OpenAI, the company behind ChatGPT, is developing a secretive AI project code-named “Strawberry,” aimed at significantly enhancing AI reasoning capabilities and potentially leading to breakthroughs in autonomous research and problem-solving.
While details are closely guarded, Reuters has obtained information from sources and internal documents suggesting that Strawberry involves a novel approach to training and processing AI models. This approach is expected to enable AI to perform tasks that current systems cannot. Unlike existing models that primarily generate text-based responses, Strawberry seeks to equip AI with the ability to “plan ahead” and autonomously navigate the internet to conduct what OpenAI calls “deep research.” This represents a substantial leap forward, requiring a deeper understanding of context, logic, and multi-step problem-solving.

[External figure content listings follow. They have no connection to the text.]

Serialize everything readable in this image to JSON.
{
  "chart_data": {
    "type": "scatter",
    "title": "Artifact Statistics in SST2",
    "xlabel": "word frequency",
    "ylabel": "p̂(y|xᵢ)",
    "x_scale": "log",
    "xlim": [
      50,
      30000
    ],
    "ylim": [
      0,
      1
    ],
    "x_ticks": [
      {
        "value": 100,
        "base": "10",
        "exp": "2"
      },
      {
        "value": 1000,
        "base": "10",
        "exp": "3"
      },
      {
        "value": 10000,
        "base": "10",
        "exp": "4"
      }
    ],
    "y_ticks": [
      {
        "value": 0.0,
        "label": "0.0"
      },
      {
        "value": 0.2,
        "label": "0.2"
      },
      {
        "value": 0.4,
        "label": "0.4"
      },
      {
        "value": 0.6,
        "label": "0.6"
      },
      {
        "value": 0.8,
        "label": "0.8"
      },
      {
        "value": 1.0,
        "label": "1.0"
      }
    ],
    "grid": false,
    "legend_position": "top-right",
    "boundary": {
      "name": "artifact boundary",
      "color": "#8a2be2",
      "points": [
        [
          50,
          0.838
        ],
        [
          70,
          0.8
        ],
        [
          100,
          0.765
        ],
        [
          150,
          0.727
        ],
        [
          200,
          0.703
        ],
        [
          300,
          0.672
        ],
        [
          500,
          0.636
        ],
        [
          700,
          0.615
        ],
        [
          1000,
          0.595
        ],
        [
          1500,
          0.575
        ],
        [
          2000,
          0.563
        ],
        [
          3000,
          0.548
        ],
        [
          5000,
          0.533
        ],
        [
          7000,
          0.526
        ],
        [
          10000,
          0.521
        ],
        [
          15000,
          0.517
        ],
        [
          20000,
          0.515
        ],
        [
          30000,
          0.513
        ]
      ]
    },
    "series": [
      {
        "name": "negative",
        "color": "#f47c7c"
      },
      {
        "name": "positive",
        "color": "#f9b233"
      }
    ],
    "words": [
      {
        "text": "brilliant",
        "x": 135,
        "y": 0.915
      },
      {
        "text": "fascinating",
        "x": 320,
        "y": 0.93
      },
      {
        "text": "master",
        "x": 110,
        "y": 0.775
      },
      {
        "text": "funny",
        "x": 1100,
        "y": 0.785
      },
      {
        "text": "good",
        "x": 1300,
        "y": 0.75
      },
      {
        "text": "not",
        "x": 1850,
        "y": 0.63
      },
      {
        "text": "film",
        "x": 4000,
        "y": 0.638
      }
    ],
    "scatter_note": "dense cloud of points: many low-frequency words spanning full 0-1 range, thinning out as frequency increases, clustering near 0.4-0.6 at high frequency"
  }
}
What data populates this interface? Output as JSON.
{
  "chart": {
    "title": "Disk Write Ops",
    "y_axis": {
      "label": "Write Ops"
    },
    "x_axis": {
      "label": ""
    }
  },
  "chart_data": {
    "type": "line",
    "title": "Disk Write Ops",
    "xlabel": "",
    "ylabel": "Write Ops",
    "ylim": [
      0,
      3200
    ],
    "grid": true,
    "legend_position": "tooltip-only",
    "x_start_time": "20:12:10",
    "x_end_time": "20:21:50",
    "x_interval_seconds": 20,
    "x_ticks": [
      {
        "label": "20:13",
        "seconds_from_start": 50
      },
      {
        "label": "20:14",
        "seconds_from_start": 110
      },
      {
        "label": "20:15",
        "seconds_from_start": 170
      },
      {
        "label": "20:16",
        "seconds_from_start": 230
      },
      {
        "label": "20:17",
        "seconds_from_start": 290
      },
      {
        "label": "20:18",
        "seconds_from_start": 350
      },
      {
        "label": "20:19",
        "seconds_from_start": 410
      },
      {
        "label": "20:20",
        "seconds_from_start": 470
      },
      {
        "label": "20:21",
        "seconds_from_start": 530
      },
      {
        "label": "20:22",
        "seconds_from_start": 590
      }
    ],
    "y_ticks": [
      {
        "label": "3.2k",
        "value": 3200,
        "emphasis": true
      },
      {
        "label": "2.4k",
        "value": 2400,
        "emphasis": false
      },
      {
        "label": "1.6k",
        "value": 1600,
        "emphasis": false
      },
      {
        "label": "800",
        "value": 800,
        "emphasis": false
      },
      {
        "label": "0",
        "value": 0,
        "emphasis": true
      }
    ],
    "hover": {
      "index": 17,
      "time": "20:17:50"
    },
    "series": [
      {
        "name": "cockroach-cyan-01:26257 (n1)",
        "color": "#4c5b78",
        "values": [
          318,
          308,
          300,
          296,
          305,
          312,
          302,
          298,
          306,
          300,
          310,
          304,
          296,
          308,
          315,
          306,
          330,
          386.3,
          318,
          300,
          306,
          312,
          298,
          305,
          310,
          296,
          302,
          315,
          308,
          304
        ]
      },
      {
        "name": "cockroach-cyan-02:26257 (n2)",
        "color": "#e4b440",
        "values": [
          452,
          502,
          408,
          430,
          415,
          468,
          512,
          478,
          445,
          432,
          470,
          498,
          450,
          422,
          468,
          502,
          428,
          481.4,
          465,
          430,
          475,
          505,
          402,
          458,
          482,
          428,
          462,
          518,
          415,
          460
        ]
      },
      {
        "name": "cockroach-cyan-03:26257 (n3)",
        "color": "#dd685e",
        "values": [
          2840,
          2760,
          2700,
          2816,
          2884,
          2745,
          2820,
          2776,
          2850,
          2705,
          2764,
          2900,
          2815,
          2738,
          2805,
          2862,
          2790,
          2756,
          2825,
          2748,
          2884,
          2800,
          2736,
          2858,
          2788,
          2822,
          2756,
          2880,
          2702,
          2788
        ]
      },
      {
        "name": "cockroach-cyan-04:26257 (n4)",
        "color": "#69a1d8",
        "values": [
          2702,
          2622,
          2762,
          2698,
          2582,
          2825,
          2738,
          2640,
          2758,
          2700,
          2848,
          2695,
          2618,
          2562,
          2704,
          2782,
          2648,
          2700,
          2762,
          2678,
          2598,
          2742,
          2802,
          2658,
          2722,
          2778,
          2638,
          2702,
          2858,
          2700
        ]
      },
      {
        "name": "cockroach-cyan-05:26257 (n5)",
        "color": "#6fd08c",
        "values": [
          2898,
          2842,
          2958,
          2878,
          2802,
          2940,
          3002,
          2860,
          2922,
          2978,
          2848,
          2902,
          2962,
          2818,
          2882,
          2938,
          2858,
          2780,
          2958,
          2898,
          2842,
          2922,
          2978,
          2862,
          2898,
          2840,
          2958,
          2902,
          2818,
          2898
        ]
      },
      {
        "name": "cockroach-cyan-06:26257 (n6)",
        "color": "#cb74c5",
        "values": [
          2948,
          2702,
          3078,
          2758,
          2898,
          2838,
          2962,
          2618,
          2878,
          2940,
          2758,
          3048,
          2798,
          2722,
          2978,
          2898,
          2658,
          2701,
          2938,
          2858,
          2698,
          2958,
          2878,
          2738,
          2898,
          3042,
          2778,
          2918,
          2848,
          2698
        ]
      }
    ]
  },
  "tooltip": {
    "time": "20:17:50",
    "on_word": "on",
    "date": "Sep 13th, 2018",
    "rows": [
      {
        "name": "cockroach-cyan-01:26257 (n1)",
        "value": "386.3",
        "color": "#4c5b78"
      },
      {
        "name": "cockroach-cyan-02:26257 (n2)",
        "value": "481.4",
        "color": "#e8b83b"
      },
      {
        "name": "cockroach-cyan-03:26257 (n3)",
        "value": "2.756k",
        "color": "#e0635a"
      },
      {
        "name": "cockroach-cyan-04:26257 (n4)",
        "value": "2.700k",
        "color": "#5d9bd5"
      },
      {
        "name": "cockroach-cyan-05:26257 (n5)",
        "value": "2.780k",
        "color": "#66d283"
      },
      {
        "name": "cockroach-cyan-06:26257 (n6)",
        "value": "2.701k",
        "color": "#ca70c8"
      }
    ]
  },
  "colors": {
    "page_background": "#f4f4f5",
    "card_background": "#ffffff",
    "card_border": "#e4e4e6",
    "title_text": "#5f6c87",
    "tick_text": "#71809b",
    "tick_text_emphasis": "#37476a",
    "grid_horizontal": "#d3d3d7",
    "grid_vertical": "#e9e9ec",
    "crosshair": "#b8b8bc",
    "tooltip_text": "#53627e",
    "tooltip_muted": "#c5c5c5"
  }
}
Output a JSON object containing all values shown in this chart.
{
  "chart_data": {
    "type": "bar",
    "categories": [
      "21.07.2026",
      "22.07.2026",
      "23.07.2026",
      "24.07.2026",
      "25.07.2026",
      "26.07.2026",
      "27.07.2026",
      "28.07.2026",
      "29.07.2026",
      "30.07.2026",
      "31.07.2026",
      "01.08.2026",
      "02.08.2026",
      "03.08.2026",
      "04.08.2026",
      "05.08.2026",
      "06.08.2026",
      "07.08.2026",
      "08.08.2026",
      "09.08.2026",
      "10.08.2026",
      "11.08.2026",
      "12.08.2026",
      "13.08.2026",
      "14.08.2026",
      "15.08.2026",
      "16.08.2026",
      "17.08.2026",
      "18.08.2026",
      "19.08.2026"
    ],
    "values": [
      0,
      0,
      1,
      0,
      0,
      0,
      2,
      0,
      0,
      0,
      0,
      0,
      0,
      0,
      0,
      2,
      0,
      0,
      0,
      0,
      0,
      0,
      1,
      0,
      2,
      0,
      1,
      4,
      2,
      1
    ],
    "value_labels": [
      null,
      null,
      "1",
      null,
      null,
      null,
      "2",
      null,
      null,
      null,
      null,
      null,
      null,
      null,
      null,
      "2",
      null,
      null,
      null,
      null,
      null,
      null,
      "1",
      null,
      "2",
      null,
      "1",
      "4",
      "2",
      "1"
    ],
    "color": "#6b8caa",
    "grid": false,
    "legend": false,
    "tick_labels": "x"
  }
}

The pursuit of human-level AI reasoning is a central focus in the industry, with companies like Google, Meta, and Microsoft exploring various techniques. Experts believe that achieving this breakthrough could allow AI to drive scientific discoveries, develop complex software, and tackle challenges that currently require human intuition and planning.
Although OpenAI has not publicly confirmed specifics about Strawberry, a company spokesperson told Reuters, “We want our AI models to see and understand the world more like we do. Continuous research into new AI capabilities is a common practice in the industry, with a shared belief that these systems will improve in reasoning over time.”
Strawberry appears to be an evolution of an earlier OpenAI project known as Q*, which generated internal excitement for its advanced reasoning abilities. Sources who witnessed Q* demos reported its ability to solve complex math and science problems beyond the capabilities of currently available AI.
While the exact mechanisms remain undisclosed, sources suggest that Strawberry involves a specialized form of “post-training”—a process of refining AI models after they’ve been trained on massive datasets. This post-training phase, potentially involving techniques like “fine-tuning” and self-generated training data, is crucial for honing the AI’s reasoning abilities.